SelfDesign’s Lunch and Learn series is a free professional growth opportunity offered to all SelfDesign contractors and educators as part of our commitment to help our community deepen their understanding and awareness of the First Peoples’ Principles of Learning and the journey towards reconciliation.

Held at the end of March, the conversation that Patricia led was the third conversation in this learning year’s series, which was inspired by workshops and discussions presented last November at IndSpire’s National Gathering for Indigenous Education.

Indspire is an Indigenous national charity that invests in the education of Indigenous people. Every fall, its national gathering provides educator-led workshops that allow their peers to refresh and renew their passion for teaching by meeting other educators and learning more about best practices in Indigenous education.

“We sponsored a team of 10 educators from SelfDesign to attend IndSpire to find ways to strengthen the learning experiences of Indigenous students and further the dialogue about reconciliation in our organization,” says SelfDesign Learning Community Principal Catherine Dinim. The varied group who attended was made up of learning consultants from kindergarten to grade 12, learning specialists for grades 10 to 12, and curriculum design and educational support team members. “Those educators have since been leading Lunch and Learn conversations to talk about what they learned and share those learnings with others in SelfDesign who didn’t go to the conference.”
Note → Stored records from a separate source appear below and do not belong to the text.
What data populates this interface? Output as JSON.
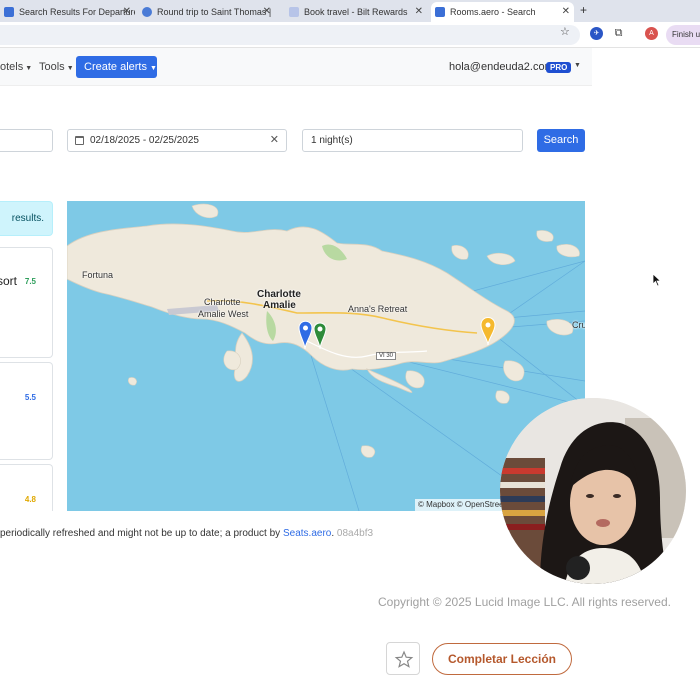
{
  "browser": {
    "tabs": [
      {
        "title": "Search Results For Departure",
        "color": "#3b6fd6"
      },
      {
        "title": "Round trip to Saint Thomas |",
        "color": "#4a7bd6"
      },
      {
        "title": "Book travel - Bilt Rewards",
        "color": "#b7c4e8"
      },
      {
        "title": "Rooms.aero - Search",
        "color": "#3b6fd6",
        "active": true
      }
    ],
    "new_tab": "+",
    "profile_initial": "A",
    "finish_label": "Finish u"
  },
  "navbar": {
    "hotels_label": "otels",
    "tools_label": "Tools",
    "alerts_label": "Create alerts",
    "user_email": "hola@endeuda2.com",
    "pro_badge": "PRO"
  },
  "search": {
    "dates": "02/18/2025 - 02/25/2025",
    "nights": "1 night(s)",
    "button_label": "Search"
  },
  "results": {
    "info_text": "results.",
    "cards": [
      {
        "title": "sort",
        "score": "7.5",
        "score_color": "#2e9e5b"
      },
      {
        "title": "",
        "score": "5.5",
        "score_color": "#2f6ce5"
      },
      {
        "title": "",
        "score": "4.8",
        "score_color": "#e0a800"
      }
    ]
  },
  "map": {
    "labels": {
      "fortuna": "Fortuna",
      "charlotte_amalie": "Charlotte",
      "charlotte_amalie_2": "Amalie",
      "charlotte_amalie_west_1": "Charlotte",
      "charlotte_amalie_west_2": "Amalie West",
      "annas_retreat": "Anna's Retreat",
      "cruz": "Cru",
      "road": "VI 30"
    },
    "attribution": "© Mapbox © OpenStreet"
  },
  "footer": {
    "note_prefix": "periodically refreshed and might not be up to date; a product by",
    "note_link": "Seats.aero",
    "note_hash": "08a4bf3"
  },
  "lesson": {
    "copyright": "Copyright © 2025 Lucid Image LLC. All rights reserved.",
    "complete_label": "Completar Lección"
  }
}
She calls the approach to the series “an investment in our educator community and in the organization’s commitment towards reconciliation. It’s that idea of investing in and connecting with new ideas and inspirations and sharing them on.”

Rounding out the series for the year was a discussion with Gitxsan Elder Michael Harris. Michael has shared his culture and wisdom with our learners and educators at camps, commencement ceremonies and other events over many years, and we are grateful for his continued generosity as we move forwards and advance reconciliation.

How we work to advance reconciliation

Our Lunch and Learn series is just one way in which we seek to integrate, strengthen and deepen Indigenous culture and perspectives in the SelfDesign experience.

We work to integrate the First People’s Principles of Learning into all that we do. We carefully curate authentic resources to help learners explore and understand Indigenous ways of being, seeing and knowing. We provide grants for Indigenous learners to connect with and learn about their cultures and languages. We offer learners opportunities to connect with Indigenous Elders, traditional knowledge keepers, Indigenous educators and each other.

These and all of our other efforts are driven by the recommendations put forward in 2017 by SelfDesign’s Indigenous education task force, which included a First Nations elder, a First Nations SelfDesign parent and learner, and SelfDesign Indigenous educators.